Dans ce contexte, on peut sérieusement questionner le processus électoral à venir. Même s’il donne toutes les garanties de la légalité, aura-t-il un caractère réellement démocratique (même dans le sens le plus libéral) ? On ne peut évacuer les problèmes que pourraient poser l’accès inégal à certains financements de campagnes (l’extrême droite bolivienne est très riche), les ingérences étrangères (par exemple Bolsonaro ou Trump) ou encore l’influence des réseaux sociaux (comme l’ont montrées les dernières élections américaines ou brésiliennes).
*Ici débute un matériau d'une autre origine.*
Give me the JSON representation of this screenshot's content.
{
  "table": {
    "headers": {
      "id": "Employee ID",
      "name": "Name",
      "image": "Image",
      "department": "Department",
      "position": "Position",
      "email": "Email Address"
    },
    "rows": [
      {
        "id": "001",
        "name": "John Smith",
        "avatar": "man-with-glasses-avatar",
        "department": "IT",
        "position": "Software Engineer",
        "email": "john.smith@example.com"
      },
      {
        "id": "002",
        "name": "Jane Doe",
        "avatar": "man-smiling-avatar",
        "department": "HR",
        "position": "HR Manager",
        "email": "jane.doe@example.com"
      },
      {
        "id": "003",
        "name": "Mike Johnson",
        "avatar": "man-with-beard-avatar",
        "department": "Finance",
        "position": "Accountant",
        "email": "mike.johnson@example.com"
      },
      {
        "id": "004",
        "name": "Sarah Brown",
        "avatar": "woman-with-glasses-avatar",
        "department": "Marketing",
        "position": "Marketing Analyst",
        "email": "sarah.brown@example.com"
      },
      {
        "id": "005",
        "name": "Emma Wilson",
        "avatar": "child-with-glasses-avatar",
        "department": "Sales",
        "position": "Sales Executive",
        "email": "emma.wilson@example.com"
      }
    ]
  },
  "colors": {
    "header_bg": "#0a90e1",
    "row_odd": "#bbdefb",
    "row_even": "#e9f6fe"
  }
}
La Bolivie ne vit-elle aujourd’hui que les premiers jours d’une contre-révolution qui, comme un balancier, reviendra en profondeur sur treize années de changement social et politique ? ou les secteurs modérés de l’opposition et certains mouvements sociaux seront-ils capables de reprendre la main sur un mouvement qui a d’abord été populaire et démocratique ?
« Ni messie délirante, ni caudillo infantilisant » pancarte vue à La Paz et s’adressant autant à Jeanine Añez qu’à Evo Morales.
[1] Voir l’articlede Claude Le Gouill mais aussi l’entretien de Silvia Rivera Cusicanqui qui parle d’une forme de fraude déjà bien organisée lors des scrutins précédents.
[2] Le succès bolivien est relativisé par le contexte régional très favorable mais aussi par une vision historique à plus long terme comme l’écrit l’économiste bolivien José Perez Cajillas sur son blog.
[3] Sur le déroulé de la crise voir les textes de Raul Zibechi et Maria Galindo.
[4] D’autant que les ingérences du côté du MAS sont bien plus visibles. Silvia Rivera Cusicanqui évoque l’influence importante des BRICS (Brésil, Russie, Inde, Chine et Afrique du Sud) sur la politique intérieure bolivienne.